I received Fermented (coined #fermentedthebook on social media) in the mail a few weeks ago, and I was so excited. Excited about a book about fermentation?

Yes! And here's why. Fermenting seems like such a dangerous, mysterious, potentially poisonous or disgusting way of preparing foods. But fermented foods are So. Darned. Nutritious. Everyone knows it, right?

Well, until now, I've been pretty terrified of trying any fermenting at home. This book changed my mind. Not only because of the no-nonsense information provided by Jill Ciciarelli, but also by the design of the book and the photography.

Seriously. Bill Staley's SUPER CLEAN PHOTOGRAPHY makes the book. Makes it. It changes fermentation in my mind from some disgusting, dank, dark, stinky, moldy endeavor into a refined, safe, and clean practice. If, on the other hand, Fermented had been photographed in Aimee Buxton's (currently very en vogue) dark and moody style a la Beyond Bacon (which worked AMAZINGLY for that book, by the way)? It would have perpetuated my prejudice of fermented foods as somehow creepy.


See how clean that cover is? Awesome. The whole book is like that.

So, I've been reading Fermented, not skimming. I'm a pretty slow reader, so I haven't finished it yet. But it's so chock-full of great information, and de-mystefying the whole process of fermentation. I seriously want to get cracking in the kitchen, making vinegar, kombucha, fermented condiments (tzaziki, mustards, and more), and yogurt. Unfortunately, I should probably hold off on that for a while, since we're getting ready for a big cross-country move. But once we're settled, I'm totally finding a SCOBY (and other mothers).

Another cool thing about this book is how it's organized. It has the basic fermenting methods in the front, then individual, season-specific recipes as you read on. This is great if you try to eat seasonally, buying foods at a farmer's market or from a CSA. It'll answer the question of, “What on earth can I do with another 6 bunches of radishes in my CSA basket this week?”

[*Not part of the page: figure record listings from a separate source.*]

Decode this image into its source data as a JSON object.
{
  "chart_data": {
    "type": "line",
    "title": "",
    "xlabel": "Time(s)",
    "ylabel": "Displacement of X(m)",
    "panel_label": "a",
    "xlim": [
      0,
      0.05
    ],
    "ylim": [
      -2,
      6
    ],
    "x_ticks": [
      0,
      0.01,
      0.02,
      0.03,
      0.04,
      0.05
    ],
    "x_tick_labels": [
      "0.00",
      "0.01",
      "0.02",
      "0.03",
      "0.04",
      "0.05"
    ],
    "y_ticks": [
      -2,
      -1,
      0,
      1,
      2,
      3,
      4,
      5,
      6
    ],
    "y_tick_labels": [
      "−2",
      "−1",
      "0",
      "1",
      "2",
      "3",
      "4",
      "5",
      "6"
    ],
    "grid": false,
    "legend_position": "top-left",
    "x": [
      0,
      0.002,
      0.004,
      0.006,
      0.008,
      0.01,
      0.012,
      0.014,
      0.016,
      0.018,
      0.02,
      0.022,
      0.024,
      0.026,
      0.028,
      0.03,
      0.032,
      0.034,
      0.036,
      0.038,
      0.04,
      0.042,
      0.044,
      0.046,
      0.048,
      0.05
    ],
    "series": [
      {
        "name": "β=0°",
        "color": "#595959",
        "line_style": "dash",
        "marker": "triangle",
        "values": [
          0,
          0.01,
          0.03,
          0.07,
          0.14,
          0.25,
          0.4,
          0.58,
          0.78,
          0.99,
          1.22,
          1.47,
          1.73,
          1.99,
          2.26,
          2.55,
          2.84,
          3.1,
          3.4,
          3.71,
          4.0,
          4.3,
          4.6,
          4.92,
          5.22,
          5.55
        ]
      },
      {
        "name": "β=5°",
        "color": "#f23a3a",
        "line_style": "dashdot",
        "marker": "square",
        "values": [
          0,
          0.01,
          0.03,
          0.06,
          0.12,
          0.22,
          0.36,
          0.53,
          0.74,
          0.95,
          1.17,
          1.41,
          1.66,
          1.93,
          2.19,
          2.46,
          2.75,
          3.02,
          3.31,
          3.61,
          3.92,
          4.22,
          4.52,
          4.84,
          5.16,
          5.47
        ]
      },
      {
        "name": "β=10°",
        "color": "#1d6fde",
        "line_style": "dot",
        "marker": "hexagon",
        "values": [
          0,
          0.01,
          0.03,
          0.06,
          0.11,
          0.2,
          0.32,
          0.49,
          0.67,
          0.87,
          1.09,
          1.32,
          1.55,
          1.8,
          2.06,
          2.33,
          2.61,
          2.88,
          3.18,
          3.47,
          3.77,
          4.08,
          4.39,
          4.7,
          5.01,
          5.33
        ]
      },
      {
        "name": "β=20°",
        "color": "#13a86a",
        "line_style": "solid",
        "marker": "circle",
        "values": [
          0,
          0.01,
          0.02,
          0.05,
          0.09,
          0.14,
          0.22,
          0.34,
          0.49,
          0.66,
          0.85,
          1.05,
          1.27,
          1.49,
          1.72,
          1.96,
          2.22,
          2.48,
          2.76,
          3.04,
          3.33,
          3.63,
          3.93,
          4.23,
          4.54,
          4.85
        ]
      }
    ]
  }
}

So what are your thoughts about fermented foods? Are you a huge fan? Have you been cautiously curious? Or are you put off by them completely? Does a book like Fermented by Jill Ciciarelli appeal to you?


4 Comments on Fermented (The Book) by Jill Ciciarelli

  1. Mother b says:

    Does she use starters or just the natural process? Thanks-

  2. Patty says:

    I have been fermnting food for a few months now out of desperation for an unhealthy gut. So my first reaction to this post was, WOW, why didnt i buy that book. I am going right now to amazon! Lovely book!